Zum Test kannst Du ja mal eine Nachricht an Dich selbst schicken.
Wichtig: Der Windows Nachrichtendienst muss aktiviert sein.
Wie man Nachrichten in ein/e Netzwerk/Domain schickt, habe ich noch nicht schlüssig finden können.
Auf http://support.microsoft.com/default.aspx?scid=kb;de;168893 findest Du einige Informationen dazu.


----------



## Lionhead (14. Mai 2004)

Ok THX war sehr hilfreich, hat funktioniert.

mfg Lionhead


----------



## Reality (15. Mai 2004)

Hi,
kleine Frage: Für was steht das "/c"? Laufwerk C? Sagt es dem Java-Programm, dass es dort das Prog CMD findet?

Liebe Grüße
Reality


----------



## L-ectron-X (15. Mai 2004)

Nein der Parameter führt dazu, dass nach der Ausführung des als String übergebenen Befehls cmd.exe beendet wird.


----------



## Illuvatar (15. Mai 2004)

Aber eigentlich müsste man das ganze gar nicht über cmd.exe starten, exec ("net send...") reicht auch schon.
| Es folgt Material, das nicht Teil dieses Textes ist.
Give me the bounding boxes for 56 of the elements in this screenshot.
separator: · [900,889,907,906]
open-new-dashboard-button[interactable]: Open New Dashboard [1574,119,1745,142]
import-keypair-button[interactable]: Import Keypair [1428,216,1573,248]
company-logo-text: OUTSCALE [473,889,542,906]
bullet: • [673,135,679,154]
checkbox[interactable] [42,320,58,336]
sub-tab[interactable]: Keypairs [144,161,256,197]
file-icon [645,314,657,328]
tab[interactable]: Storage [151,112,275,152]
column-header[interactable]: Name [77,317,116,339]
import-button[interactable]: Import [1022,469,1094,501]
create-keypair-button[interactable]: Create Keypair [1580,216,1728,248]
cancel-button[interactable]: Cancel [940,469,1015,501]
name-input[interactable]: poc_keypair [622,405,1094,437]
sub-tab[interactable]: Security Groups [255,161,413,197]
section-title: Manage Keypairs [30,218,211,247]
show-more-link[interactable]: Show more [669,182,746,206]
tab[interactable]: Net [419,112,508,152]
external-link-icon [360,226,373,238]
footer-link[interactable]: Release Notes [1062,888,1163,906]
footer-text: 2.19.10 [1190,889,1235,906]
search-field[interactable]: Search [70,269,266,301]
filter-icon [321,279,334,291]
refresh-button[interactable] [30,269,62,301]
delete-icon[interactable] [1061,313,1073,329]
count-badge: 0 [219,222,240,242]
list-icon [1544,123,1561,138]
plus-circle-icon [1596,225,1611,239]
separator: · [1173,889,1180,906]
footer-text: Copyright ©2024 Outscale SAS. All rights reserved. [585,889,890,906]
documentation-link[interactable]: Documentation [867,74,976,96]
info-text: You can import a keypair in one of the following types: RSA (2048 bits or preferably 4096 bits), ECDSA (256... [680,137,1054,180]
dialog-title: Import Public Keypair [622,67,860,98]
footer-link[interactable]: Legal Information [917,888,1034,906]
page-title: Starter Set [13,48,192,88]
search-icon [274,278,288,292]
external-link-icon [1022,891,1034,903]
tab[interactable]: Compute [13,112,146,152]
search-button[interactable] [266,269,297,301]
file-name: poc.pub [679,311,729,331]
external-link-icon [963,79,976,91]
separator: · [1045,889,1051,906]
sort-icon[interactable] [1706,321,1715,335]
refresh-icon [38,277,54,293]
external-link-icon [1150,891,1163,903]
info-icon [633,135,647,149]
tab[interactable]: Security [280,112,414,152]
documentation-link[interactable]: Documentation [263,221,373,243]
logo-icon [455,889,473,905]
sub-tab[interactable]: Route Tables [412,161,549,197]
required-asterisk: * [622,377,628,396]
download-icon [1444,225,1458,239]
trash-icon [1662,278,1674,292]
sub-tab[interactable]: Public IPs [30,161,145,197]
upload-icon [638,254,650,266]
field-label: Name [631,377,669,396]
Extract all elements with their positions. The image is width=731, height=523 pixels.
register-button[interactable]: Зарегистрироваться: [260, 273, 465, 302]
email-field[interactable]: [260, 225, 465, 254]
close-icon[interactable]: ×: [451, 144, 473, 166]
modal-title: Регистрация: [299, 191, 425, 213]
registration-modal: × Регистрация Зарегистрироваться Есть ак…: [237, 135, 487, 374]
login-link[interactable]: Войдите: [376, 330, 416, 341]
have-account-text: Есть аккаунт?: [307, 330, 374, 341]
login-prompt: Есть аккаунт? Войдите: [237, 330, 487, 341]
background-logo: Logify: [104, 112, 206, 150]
Btw: Den Nachrichtendienst kannst du auf dem eigenen Computer über "net start messenger" starten.


----------



## superauto (14. Feb 2006)

Hi Leute
schickt mir mal bitte die datein rüber meine email ist pschup@web.de wenn
möglich baut mir noch net start messenger ein
Hilft mir sehr und wenn man das programm zu macht net stop messenger ein

Schon mal danke


----------



## lin (14. Feb 2006)

huh? Was?


----------



## Illuvatar (14. Feb 2006)

Was für Dateien soll ich/wir dir schicken? Und wieso sollte jemand da für dich noch irgendwas einbauen? Sind das irgendwelche Hausaufgaben, die du nicht selber machen willst?


----------



## lin (14. Feb 2006)

also nach Haufaufgaben sieht das irgendwie nicht aus...
eher so der Stil: Hej jungs, programmiert mir doch mal eben schnell n Editor der das und das kann und bla blupp... Danke schon mal... :wink:


----------



## MPW (14. Feb 2006)

hm...aus einem Applet duerfte das sowieso schonmal nicht gehen....


----------



## superauto (15. Feb 2006)

:lol: Sorry habe schon selber geschaft  :lol:


----------